Package org.apache.cxf.ws.security.wss4j

Class AbstractUsernameTokenAuthenticatingInterceptor.CustomValidator

java.lang.Object
org.apache.wss4j.dom.validate.UsernameTokenValidator
org.apache.cxf.ws.security.wss4j.AbstractUsernameTokenAuthenticatingInterceptor.CustomValidator
All Implemented Interfaces:
Validator
Enclosing class:
AbstractUsernameTokenAuthenticatingInterceptor
protected class AbstractUsernameTokenAuthenticatingInterceptor.CustomValidator extends UsernameTokenValidator

  • Constructor Details

    • CustomValidator

      protected CustomValidator()

  • Method Details

    • verifyCustomPassword

      protected void verifyCustomPassword(UsernameToken usernameToken, RequestData data) throws WSSecurityException
      Description copied from class: UsernameTokenValidator
      Verify a UsernameToken containing a password of some unknown (but specified) password type. It does this by querying a CallbackHandler instance to obtain a password for the given username, and then comparing it against the received password. This method currently uses the same logic as the verifyPlaintextPassword case, but it in a separate protected method to allow users to override the validation of the custom password type specific case.
      Overrides:
      verifyCustomPassword in class UsernameTokenValidator
      Parameters:
      usernameToken - The UsernameToken instance to verify
      Throws:
      WSSecurityException - on a failed authentication.

    • verifyPlaintextPassword

      protected void verifyPlaintextPassword(UsernameToken usernameToken, RequestData data) throws WSSecurityException
      Description copied from class: UsernameTokenValidator
      Verify a UsernameToken containing a plaintext password.

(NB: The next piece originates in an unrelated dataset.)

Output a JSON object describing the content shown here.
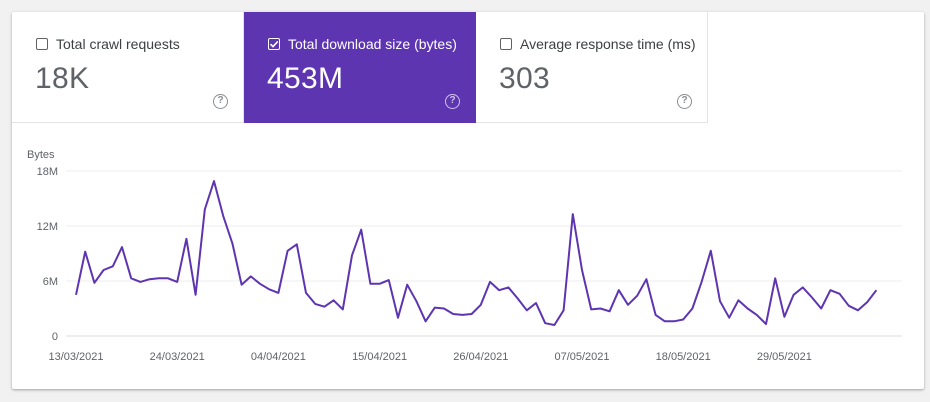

It does this by querying a CallbackHandler instance to obtain a password for the given username, and then comparing it against the received password. This method currently uses the same logic as the verifyDigestPassword case, but it in a separate protected method to allow users to override the validation of the plaintext password specific case.
      Overrides:
      verifyPlaintextPassword in class UsernameTokenValidator
      Parameters:
      usernameToken - The UsernameToken instance to verify
      Throws:
      WSSecurityException - on a failed authentication.

    • verifyDigestPassword

      protected void verifyDigestPassword(UsernameToken usernameToken, RequestData data) throws WSSecurityException
      Description copied from class: UsernameTokenValidator
      Verify a UsernameToken containing a password digest. It does this by querying a CallbackHandler instance to obtain a password for the given username, and then comparing it against the received password.
      Overrides:
      verifyDigestPassword in class UsernameTokenValidator
      Parameters:
      usernameToken - The UsernameToken instance to verify
      Throws:
      WSSecurityException - on a failed authentication.

    • verifyUnknownPassword

      protected void verifyUnknownPassword(UsernameToken usernameToken, RequestData data) throws WSSecurityException
      Description copied from class: UsernameTokenValidator
      Verify a UsernameToken containing no password. An exception is thrown unless the user has explicitly allowed this use-case via WSHandlerConstants.ALLOW_USERNAMETOKEN_NOPASSWORD
      Overrides:
      verifyUnknownPassword in class UsernameTokenValidator
      Parameters:
      usernameToken - The UsernameToken instance to verify
      Throws:
      WSSecurityException - on a failed authentication.